MAVROYANNİS OLAYA FARKLI YAKLAŞTI

Gazete, son gelişmelerin ayrıca Anastasiadis’in kendi grubu içerisinde de anlaşmazlığın var olduğunu ortaya koyduğunu yazdı. Rum müzakereci Andreas Mavroyannis’in, Dışişleri Bakanı Nikos Hristodulidis’in söylediklerinin aksine, tehlike çanlarını çaldığını ve Ankara’nın Maraş ile ilgili planlarını teyit ettiğini belirtti.

Habere göre, Mavroyannis, “Alfa” televizyonuna yaptığı açıklamada, Türkiye’nin politikasının, sadece kapalı Maraş bölgesi değil, “Apostolos Barnabas”( Saint Barnabas) ve Salamis’e kadar yayılan üçgen olduğunu savundu.Mavroyannis ayrıca niyetin, Türk iş insanları aracılığıyla Gazimağusa bölgesinin kalkındırılması olduğunu da ileri sürdü.

Gazete, Mavroyannis’in bu düşüncesinin, böyle bilgilerin olmadığını dile getiren Dışişleri Bakanı Nikos Hristodulidis tarafından yalanlandığına da dikkat çekti. Habere göre Hristodulidis, konuyla ilgili açıklamalarında, Maraş’ın açılması ve envanter kaydına ilişkin demeçlerle Maraş’ın kaybedildiğine dair hissiyat yaratmaya çalışıldığını ifade etti.
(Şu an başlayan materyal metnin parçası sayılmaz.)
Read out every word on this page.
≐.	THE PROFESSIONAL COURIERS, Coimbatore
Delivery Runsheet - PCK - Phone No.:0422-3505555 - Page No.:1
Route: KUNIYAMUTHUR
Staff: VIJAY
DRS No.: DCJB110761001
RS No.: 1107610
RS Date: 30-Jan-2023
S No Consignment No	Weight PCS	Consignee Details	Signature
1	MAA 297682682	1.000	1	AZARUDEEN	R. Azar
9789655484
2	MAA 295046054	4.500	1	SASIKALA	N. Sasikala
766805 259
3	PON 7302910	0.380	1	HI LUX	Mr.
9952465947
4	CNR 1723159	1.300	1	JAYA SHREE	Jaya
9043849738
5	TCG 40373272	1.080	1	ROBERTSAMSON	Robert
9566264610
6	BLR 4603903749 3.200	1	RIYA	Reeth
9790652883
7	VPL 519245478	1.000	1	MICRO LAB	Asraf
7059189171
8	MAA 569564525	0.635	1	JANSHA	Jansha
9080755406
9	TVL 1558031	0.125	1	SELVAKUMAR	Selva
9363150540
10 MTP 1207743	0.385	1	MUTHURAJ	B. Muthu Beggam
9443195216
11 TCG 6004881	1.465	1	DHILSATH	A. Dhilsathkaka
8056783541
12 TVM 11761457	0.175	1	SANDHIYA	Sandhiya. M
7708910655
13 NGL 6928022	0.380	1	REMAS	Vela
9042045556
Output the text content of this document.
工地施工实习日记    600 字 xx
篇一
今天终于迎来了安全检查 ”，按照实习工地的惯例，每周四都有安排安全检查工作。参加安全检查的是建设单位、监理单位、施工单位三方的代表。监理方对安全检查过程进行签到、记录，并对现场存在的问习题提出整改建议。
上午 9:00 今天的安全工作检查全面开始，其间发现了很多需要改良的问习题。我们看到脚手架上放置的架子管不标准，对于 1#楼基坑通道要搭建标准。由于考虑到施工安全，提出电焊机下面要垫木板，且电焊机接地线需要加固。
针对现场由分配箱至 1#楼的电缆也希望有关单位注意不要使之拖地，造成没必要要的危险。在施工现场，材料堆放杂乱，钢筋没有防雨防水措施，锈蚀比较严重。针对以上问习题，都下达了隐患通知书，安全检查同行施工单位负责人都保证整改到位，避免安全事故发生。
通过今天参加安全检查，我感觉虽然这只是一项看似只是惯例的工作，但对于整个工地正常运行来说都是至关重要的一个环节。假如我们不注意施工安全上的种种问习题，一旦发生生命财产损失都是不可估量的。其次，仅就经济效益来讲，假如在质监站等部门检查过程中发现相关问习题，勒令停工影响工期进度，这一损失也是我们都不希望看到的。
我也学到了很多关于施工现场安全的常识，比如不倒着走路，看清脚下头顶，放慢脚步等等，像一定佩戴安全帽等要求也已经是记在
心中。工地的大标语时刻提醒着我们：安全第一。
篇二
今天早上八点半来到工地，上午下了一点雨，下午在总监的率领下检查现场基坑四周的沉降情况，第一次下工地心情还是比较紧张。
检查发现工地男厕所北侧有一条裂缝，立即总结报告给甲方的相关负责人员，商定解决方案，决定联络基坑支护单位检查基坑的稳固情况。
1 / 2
Mavroyannis’in, hükümetin Crans Montana’dan bu yana izlediği siyaset ve açıklamalarıyla hem fikir olmadığını yazan gazete, Mavroyannis’in CransMontana’daki kritik yemekte Anastasiadis’in yanında olduğunu ve orada tam olarak ne olduğunu bildiğine işaret ederek, ikisinin arasındaki çatışmasının ise hem oradaki, hem de buradaki hırslarıyla alakalı olduğundan söz etti.

 “MAĞUSA BÖLGESİ İÇİN MASTER PLANI”

Öte yandan, Fileleftheros gazetesi, “Mağusa İçin Türkiye’nin Master Planı” başlıklı haberinde, TC Cumhurbaşkanı Recep Tayyip Erdoğan’ın çevresinden iş insanlarının, Maraş bölgesinin de dahil olduğu tüm Gazimağusa bölgesi için kalkınma planı hazırladığını savundu.

Gazete, bu planın, kapalı Maraş sahilinden başlayarak, Mağusa Limanı,  “Apostolos Barnabas” (Saint Barnabas), Salamis’in de içerisinde yer aldığı Mağusa Boğazı’na kadar gittiğini ileri sürdü.

Bu planının, uzun soluklu nitelendirildiğini ve Maraş’ın Kıbrıs Rum Yönetimi altında iadesini öngören federal çerçevedeki Kıbrıs sorununun çözümüyle ilgili olmadığını savunan gazete Kıbrıslı Rum otel sahiplerinin de bu kalkınmaya katkı koymaları yönünde de ikna edilmeye çalışıldığını iddia etti.

Gazete, bu planla birlikte bölgenin Brezilya’nın Kopakabana sahiline dönüştürülmek istendiğini de savundu.